An Experimental Investigation of Surface Characterization for Zirconia Ceramic Using Electrochemical Discharge Machining Process

Abstract

The industrial acceptance of ceramic materials is gradually increasing because of their attractive properties such as high strength, hot hardness, biocompatibility, insulating, and chemical stability over monolithic materials. The Zirconia (ZrO2) is a ceramic material of nonconductive and brittle in nature; thereby, it is very difficult to machine by very popular well-known machining methods like ECM, WEDM, EDM, etc. The machining problem resists its industrial applications. To overcome this problem, electrochemical discharge machining (ECDM) is a combination of electrochemical and electrical discharge machining methods used to machine the nonconductive ZrO2 material. The effects of machining parameters on machining responses were analysed through different graphs.

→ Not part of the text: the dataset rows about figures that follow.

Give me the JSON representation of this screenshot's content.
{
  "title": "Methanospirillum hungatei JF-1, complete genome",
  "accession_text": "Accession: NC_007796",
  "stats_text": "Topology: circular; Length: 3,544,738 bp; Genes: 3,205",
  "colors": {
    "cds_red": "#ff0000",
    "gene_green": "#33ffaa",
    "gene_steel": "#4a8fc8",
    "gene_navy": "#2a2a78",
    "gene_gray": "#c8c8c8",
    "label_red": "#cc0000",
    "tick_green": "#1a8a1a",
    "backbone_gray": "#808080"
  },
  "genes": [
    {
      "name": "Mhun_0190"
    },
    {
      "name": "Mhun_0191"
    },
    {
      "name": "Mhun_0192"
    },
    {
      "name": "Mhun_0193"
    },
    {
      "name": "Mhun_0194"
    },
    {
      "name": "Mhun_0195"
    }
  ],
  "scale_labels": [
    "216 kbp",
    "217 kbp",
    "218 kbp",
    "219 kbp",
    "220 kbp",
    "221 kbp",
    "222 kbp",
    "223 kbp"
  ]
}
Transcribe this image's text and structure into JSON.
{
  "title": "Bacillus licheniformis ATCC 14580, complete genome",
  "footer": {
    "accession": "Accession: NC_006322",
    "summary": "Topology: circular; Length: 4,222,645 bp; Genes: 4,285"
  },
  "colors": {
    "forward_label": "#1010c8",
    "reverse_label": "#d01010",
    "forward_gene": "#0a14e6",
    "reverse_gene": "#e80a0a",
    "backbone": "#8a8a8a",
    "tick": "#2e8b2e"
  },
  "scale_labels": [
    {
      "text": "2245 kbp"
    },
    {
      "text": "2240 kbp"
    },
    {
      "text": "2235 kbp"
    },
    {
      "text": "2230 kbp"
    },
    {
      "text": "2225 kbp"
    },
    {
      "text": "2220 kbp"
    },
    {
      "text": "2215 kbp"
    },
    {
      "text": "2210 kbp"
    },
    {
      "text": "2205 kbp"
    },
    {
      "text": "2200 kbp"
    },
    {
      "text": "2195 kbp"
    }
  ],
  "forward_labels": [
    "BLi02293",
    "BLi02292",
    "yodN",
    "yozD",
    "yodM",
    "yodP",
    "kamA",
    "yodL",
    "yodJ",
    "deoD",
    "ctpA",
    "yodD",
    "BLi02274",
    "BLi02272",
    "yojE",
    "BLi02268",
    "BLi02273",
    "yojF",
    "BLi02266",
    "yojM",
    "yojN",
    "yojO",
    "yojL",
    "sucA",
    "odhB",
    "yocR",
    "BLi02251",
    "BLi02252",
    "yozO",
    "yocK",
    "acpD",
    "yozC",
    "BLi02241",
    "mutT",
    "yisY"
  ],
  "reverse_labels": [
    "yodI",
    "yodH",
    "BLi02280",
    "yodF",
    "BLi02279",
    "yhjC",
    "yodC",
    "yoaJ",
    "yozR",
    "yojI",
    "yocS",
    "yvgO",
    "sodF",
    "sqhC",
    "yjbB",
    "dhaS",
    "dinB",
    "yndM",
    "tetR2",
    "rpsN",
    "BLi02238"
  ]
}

Taguchi method-based L16 (45) orthogonal array was employed and utilized the acquired results to optimize the machining parameters. The experimental results reveal that the DC supply voltage and electrolyte concentration are the main governing factors in controlling the machining performance. The better material removal rate was identified at 65 V, 16 g/l electrolyte concentration, and 60-mm inter-electrode gap. FESEM images identified some of the micro-cracks on the machined hole surface when machining operations were carried out at a higher level of parameter setting. The presence of iron (Fe) was identified from EDS analysis, and it may be due to the diffused part of the steel cathode adhering to the machined surface.